From the end of World War II until about 1980, the United States was in the fortunate position of benefiting from two simultaneous trends: The economy prospered as wages became more equal (an era known as the “Great Compression”). There’s still some debate among economists about exactly why this happened, an argument with obvious relevance to our own era of deep inequality. But according to a new study highlighted by Mike Konczal in The Nation, the role of one factor is now undeniable: unions. Summarizing the new research, Konczal writes that “the growth of union membership—to a height of nearly 30 percent in 1955, before falling to its current low of 10.7 percent—explains the Great Compression every bit as much as theories about education or any other single factor.”
Konczal knocks the economics profession for “casually dismissing the role of unions” and gently ribs the idea that anybody would be surprised by “the statement ‘unions help workers.’” But as he acknowledges, detailed data on union membership was unavailable until recently—and moreover, there’s at least the possibility that unions could actually increase overall inequality, by widening the wage gap between their members and non-unionized workers. As Timothy Noah noted in his book The Great Divergence, this was actually what most economists believed until the 1980s. Konczal doesn’t precisely comment on the older idea that unions might actually exacerbate inequality, but he does refer to the theory that “since unions merely transfer wealth among workers, they wouldn’t lower inequality overall and might even slow economic growth.” It turns out that idea is probably mistaken as well. In fact, the results seem to effectively counter all the familiar theories about the possible negative effects of unionization on either income equality or economic growth—all while demonstrating that unions were more diverse, in terms of both skill and racial composition, than is widely believed.
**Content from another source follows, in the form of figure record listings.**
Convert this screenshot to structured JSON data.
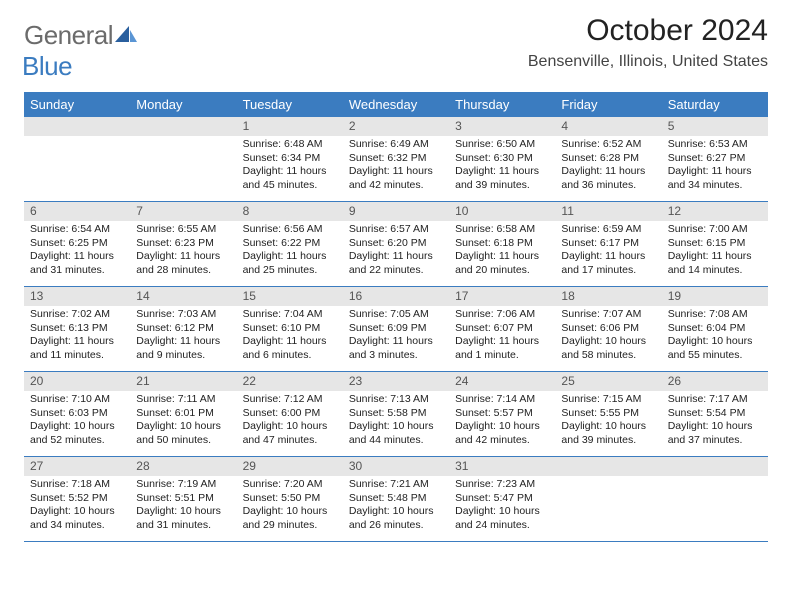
{
  "logo": {
    "text1": "General",
    "text2": "Blue"
  },
  "title": "October 2024",
  "location": "Bensenville, Illinois, United States",
  "day_headers": [
    "Sunday",
    "Monday",
    "Tuesday",
    "Wednesday",
    "Thursday",
    "Friday",
    "Saturday"
  ],
  "header_bg": "#3b7cc0",
  "header_fg": "#ffffff",
  "daynum_bg": "#e6e6e6",
  "row_border": "#3b7cc0",
  "weeks": [
    [
      {
        "n": "",
        "sr": "",
        "ss": "",
        "dl": ""
      },
      {
        "n": "",
        "sr": "",
        "ss": "",
        "dl": ""
      },
      {
        "n": "1",
        "sr": "Sunrise: 6:48 AM",
        "ss": "Sunset: 6:34 PM",
        "dl": "Daylight: 11 hours and 45 minutes."
      },
      {
        "n": "2",
        "sr": "Sunrise: 6:49 AM",
        "ss": "Sunset: 6:32 PM",
        "dl": "Daylight: 11 hours and 42 minutes."
      },
      {
        "n": "3",
        "sr": "Sunrise: 6:50 AM",
        "ss": "Sunset: 6:30 PM",
        "dl": "Daylight: 11 hours and 39 minutes."
      },
      {
        "n": "4",
        "sr": "Sunrise: 6:52 AM",
        "ss": "Sunset: 6:28 PM",
        "dl": "Daylight: 11 hours and 36 minutes."
      },
      {
        "n": "5",
        "sr": "Sunrise: 6:53 AM",
        "ss": "Sunset: 6:27 PM",
        "dl": "Daylight: 11 hours and 34 minutes."
      }
    ],
    [
      {
        "n": "6",
        "sr": "Sunrise: 6:54 AM",
        "ss": "Sunset: 6:25 PM",
        "dl": "Daylight: 11 hours and 31 minutes."
      },
      {
        "n": "7",
        "sr": "Sunrise: 6:55 AM",
        "ss": "Sunset: 6:23 PM",
        "dl": "Daylight: 11 hours and 28 minutes."
      },
      {
        "n": "8",
        "sr": "Sunrise: 6:56 AM",
        "ss": "Sunset: 6:22 PM",
        "dl": "Daylight: 11 hours and 25 minutes."
      },
      {
        "n": "9",
        "sr": "Sunrise: 6:57 AM",
        "ss": "Sunset: 6:20 PM",
        "dl": "Daylight: 11 hours and 22 minutes."
      },
      {
        "n": "10",
        "sr": "Sunrise: 6:58 AM",
        "ss": "Sunset: 6:18 PM",
        "dl": "Daylight: 11 hours and 20 minutes."
      },
      {
        "n": "11",
        "sr": "Sunrise: 6:59 AM",
        "ss": "Sunset: 6:17 PM",
        "dl": "Daylight: 11 hours and 17 minutes."
      },
      {
        "n": "12",
        "sr": "Sunrise: 7:00 AM",
        "ss": "Sunset: 6:15 PM",
        "dl": "Daylight: 11 hours and 14 minutes."
      }
    ],
    [
      {
        "n": "13",
        "sr": "Sunrise: 7:02 AM",
        "ss": "Sunset: 6:13 PM",
        "dl": "Daylight: 11 hours and 11 minutes."
      },
      {
        "n": "14",
        "sr": "Sunrise: 7:03 AM",
        "ss": "Sunset: 6:12 PM",
        "dl": "Daylight: 11 hours and 9 minutes."
      },
      {
        "n": "15",
        "sr": "Sunrise: 7:04 AM",
        "ss": "Sunset: 6:10 PM",
        "dl": "Daylight: 11 hours and 6 minutes."
      },
      {
        "n": "16",
        "sr": "Sunrise: 7:05 AM",
        "ss": "Sunset: 6:09 PM",
        "dl": "Daylight: 11 hours and 3 minutes."
      },
      {
        "n": "17",
        "sr": "Sunrise: 7:06 AM",
        "ss": "Sunset: 6:07 PM",
        "dl": "Daylight: 11 hours and 1 minute."
      },
      {
        "n": "18",
        "sr": "Sunrise: 7:07 AM",
        "ss": "Sunset: 6:06 PM",
        "dl": "Daylight: 10 hours and 58 minutes."
      },
      {
        "n": "19",
        "sr": "Sunrise: 7:08 AM",
        "ss": "Sunset: 6:04 PM",
        "dl": "Daylight: 10 hours and 55 minutes."
      }
    ],
    [
      {
        "n": "20",
        "sr": "Sunrise: 7:10 AM",
        "ss": "Sunset: 6:03 PM",
        "dl": "Daylight: 10 hours and 52 minutes."
      },
      {
        "n": "21",
        "sr": "Sunrise: 7:11 AM",
        "ss": "Sunset: 6:01 PM",
        "dl": "Daylight: 10 hours and 50 minutes."
      },
      {
        "n": "22",
        "sr": "Sunrise: 7:12 AM",
        "ss": "Sunset: 6:00 PM",
        "dl": "Daylight: 10 hours and 47 minutes."
      },
      {
        "n": "23",
        "sr": "Sunrise: 7:13 AM",
        "ss": "Sunset: 5:58 PM",
        "dl": "Daylight: 10 hours and 44 minutes."
      },
      {
        "n": "24",
        "sr": "Sunrise: 7:14 AM",
        "ss": "Sunset: 5:57 PM",
        "dl": "Daylight: 10 hours and 42 minutes."
      },
      {
        "n": "25",
        "sr": "Sunrise: 7:15 AM",
        "ss": "Sunset: 5:55 PM",
        "dl": "Daylight: 10 hours and 39 minutes."
      },
      {
        "n": "26",
        "sr": "Sunrise: 7:17 AM",
        "ss": "Sunset: 5:54 PM",
        "dl": "Daylight: 10 hours and 37 minutes."
      }
    ],
    [
      {
        "n": "27",
        "sr": "Sunrise: 7:18 AM",
        "ss": "Sunset: 5:52 PM",
        "dl": "Daylight: 10 hours and 34 minutes."
      },
      {
        "n": "28",
        "sr": "Sunrise: 7:19 AM",
        "ss": "Sunset: 5:51 PM",
        "dl": "Daylight: 10 hours and 31 minutes."
      },
      {
        "n": "29",
        "sr": "Sunrise: 7:20 AM",
        "ss": "Sunset: 5:50 PM",
        "dl": "Daylight: 10 hours and 29 minutes."
      },
      {
        "n": "30",
        "sr": "Sunrise: 7:21 AM",
        "ss": "Sunset: 5:48 PM",
        "dl": "Daylight: 10 hours and 26 minutes."
      },
      {
        "n": "31",
        "sr": "Sunrise: 7:23 AM",
        "ss": "Sunset: 5:47 PM",
        "dl": "Daylight: 10 hours and 24 minutes."
      },
      {
        "n": "",
        "sr": "",
        "ss": "",
        "dl": ""
      },
      {
        "n": "",
        "sr": "",
        "ss": "",
        "dl": ""
      }
    ]
  ]
}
You might get the impression from Konczal’s piece that economists have, in general, had little to say about the relationship between union density and income inequality. But while this study breaks new ground on the question of wage compression, the profession hasn’t ignored the question of how union membership relates to wage divergence. Again, as Noah reported a few years ago, over the last two decades, leading economists have estimated that declining union membership over the last four-plus decades could account for as much as 15-20 percent, or perhaps even a third, of the growth in inequality among male workers. And it might have caused as much as 20 percent of the growth in inequality for all workers.
In other words, we already had some sense of the negative results that can follow a decline in union membership—and now we have more evidence for the positive impact of robust unionization as well. It’s a timely finding, with the Supreme Court poised to gut public-sector unions in Janus v. AFSCME, courtesy of the decisive fifth vote provided by Neil Gorsuch. With the balance of the Court snatched away from them for the near future, at least, Democrats will face significant judicial obstacles to restoring the power of organized labor—if, that is, they decide to prioritize that goal when they retake control of the government. In light of these findings, if they want to do something about inequality—to say nothing of remaining politically relevant—they have no excuse for inaction.